Starting with Small Successes | I really focus on the successes I’ve had and then go about creating small, little successes. I’ll never go after the big fish. I always start with the small fish and conquering the small stages and the small platforms. And as you conquer those platforms and those stages, your confidence grows. And as the old idiom would have it, success breeds success. So, if you’re successful, and you’re becoming even more successful, you get into the habit of success, and that really helps build up your confidence.

Focusing on the People | Entrepreneurs need to focus their time on vetting character, because any venturing capitalist will tell you this: you never find the horse; you find the jockey. It’s never about the business; it’s about the guy driving the business. And so even if you’re going to go into a partnership with people, it’s very seldom about the business you’re pursuing. It’s more often about the person whom you are going into the partnership with, right?

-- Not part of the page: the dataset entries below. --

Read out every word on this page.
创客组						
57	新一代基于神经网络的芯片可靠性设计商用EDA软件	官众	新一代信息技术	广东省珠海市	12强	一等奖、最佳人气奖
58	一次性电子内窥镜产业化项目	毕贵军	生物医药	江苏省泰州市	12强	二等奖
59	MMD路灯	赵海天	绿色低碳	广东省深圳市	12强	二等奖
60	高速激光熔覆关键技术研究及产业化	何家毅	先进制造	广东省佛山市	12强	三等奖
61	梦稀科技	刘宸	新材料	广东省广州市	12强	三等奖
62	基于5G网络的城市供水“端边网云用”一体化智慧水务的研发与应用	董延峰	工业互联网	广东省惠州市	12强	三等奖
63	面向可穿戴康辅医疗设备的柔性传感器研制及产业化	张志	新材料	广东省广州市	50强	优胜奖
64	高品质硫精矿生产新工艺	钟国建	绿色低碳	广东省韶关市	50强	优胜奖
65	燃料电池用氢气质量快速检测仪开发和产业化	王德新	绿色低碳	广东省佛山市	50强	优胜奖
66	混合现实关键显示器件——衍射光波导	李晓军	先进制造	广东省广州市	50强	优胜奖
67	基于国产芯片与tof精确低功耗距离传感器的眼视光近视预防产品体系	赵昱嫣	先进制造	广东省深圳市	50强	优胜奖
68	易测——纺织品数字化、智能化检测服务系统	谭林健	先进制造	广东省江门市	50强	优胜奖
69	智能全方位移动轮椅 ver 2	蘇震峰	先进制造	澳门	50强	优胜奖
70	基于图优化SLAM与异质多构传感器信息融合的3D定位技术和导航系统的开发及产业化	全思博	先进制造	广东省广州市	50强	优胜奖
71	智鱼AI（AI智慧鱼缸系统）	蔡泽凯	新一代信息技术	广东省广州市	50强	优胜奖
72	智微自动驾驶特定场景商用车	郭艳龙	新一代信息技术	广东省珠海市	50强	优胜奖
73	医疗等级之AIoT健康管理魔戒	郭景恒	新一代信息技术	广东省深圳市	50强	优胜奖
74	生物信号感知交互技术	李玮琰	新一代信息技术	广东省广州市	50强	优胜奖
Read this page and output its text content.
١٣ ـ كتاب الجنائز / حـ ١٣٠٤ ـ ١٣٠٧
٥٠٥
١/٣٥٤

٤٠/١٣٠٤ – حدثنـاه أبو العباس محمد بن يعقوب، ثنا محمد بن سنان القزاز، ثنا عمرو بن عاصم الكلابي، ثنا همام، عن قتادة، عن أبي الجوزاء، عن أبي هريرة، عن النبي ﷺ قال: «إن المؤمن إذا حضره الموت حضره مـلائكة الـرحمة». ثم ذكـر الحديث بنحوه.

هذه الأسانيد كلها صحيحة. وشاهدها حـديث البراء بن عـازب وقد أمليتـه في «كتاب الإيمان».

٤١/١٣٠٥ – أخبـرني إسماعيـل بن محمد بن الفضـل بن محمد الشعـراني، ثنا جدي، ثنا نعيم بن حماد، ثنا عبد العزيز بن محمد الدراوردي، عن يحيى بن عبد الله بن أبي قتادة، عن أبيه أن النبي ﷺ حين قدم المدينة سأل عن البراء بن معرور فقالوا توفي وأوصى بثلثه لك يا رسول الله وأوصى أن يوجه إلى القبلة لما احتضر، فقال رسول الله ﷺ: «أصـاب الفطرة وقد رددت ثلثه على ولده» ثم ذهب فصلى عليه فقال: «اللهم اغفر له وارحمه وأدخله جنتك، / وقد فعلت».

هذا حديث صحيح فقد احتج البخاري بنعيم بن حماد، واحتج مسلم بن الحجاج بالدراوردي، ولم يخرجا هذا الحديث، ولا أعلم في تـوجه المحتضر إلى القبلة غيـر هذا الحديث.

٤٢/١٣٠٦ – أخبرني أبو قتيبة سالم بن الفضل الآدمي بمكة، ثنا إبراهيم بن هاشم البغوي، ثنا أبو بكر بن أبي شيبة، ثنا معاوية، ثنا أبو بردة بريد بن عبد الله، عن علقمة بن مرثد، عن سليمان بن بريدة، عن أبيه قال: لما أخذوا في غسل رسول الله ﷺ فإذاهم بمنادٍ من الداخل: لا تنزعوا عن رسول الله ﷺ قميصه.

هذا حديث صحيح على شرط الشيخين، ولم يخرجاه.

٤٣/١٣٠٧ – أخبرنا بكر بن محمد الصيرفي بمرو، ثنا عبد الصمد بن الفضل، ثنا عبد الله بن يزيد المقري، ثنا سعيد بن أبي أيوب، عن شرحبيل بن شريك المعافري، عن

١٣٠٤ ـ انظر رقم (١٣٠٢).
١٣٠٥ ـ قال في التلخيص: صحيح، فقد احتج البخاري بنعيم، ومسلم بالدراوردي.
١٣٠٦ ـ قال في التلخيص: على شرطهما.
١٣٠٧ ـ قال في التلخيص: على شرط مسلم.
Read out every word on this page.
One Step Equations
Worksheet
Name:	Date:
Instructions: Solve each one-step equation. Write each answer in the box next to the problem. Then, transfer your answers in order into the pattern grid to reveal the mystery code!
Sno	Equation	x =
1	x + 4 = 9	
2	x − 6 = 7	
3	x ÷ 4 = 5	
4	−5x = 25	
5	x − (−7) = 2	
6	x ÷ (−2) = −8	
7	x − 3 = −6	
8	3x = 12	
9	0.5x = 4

Networking | When I meet people, my task – every single time I meet a person in any social space, if you and I are involved in a conversation – is to make you feel like you’re the only person in the room at that moment. I’m not focused on anybody else, I don’t talk to anybody else, I don’t focus on my phone. I try to engage in the discussion, and it’s all about you and I in that moment.

Questioning the Status Quo | Young people create discomfort. We question. We question authority, we question thinking, we question tradition, we question relevance. That’s what we need to do. Lest we don’t do that, we’ll never advance our people forward. And so, when I talk about our generation being manufacturers of discomfort, what it is that I’m saying is not we should go out and seek to be controversial, but rather, that we need to ask the questions that the older generation is not willing to ask, purely because they’ve accepted the status quo. In other words, we need to force us as a people to rethink our thinking. We need to force us as a country to rethink our thinking. Force us as a generation to rethink our thinking. To say, “What is the legacy that we as a generation want to leave behind?” There are Mandela’s of their generation that left us a free country. That’s their legacy. What’s yours and my legacy?

Advice to a Younger Self | What I would’ve said to a younger version of Vusi is: When it comes, take it. Don’t wait, don’t ask questions, don’t hesitate, don’t think, don’t rethink, take it. The time is now, don’t be too academic about it, just do it. Take it, and live your life.

Thinking About the Future | I’m taking a lot of personal pain, building some of those businesses out of my own personal money that I pump into the businesses to make sure they work and operate, and they are able to sustain themselves. And the only way we’re doing that, and the reason we’re doing that is so that we’re future ready. It’s very important to be future ready. So, I really talk to and try to surround myself with people who are future thinkers. Who understand where I want to go.

In Five Years | And the question I always, I always encourage any, any young person especially to ask themselves is… in the next five years, what do you want people to say about you that they wouldn’t have said about you now?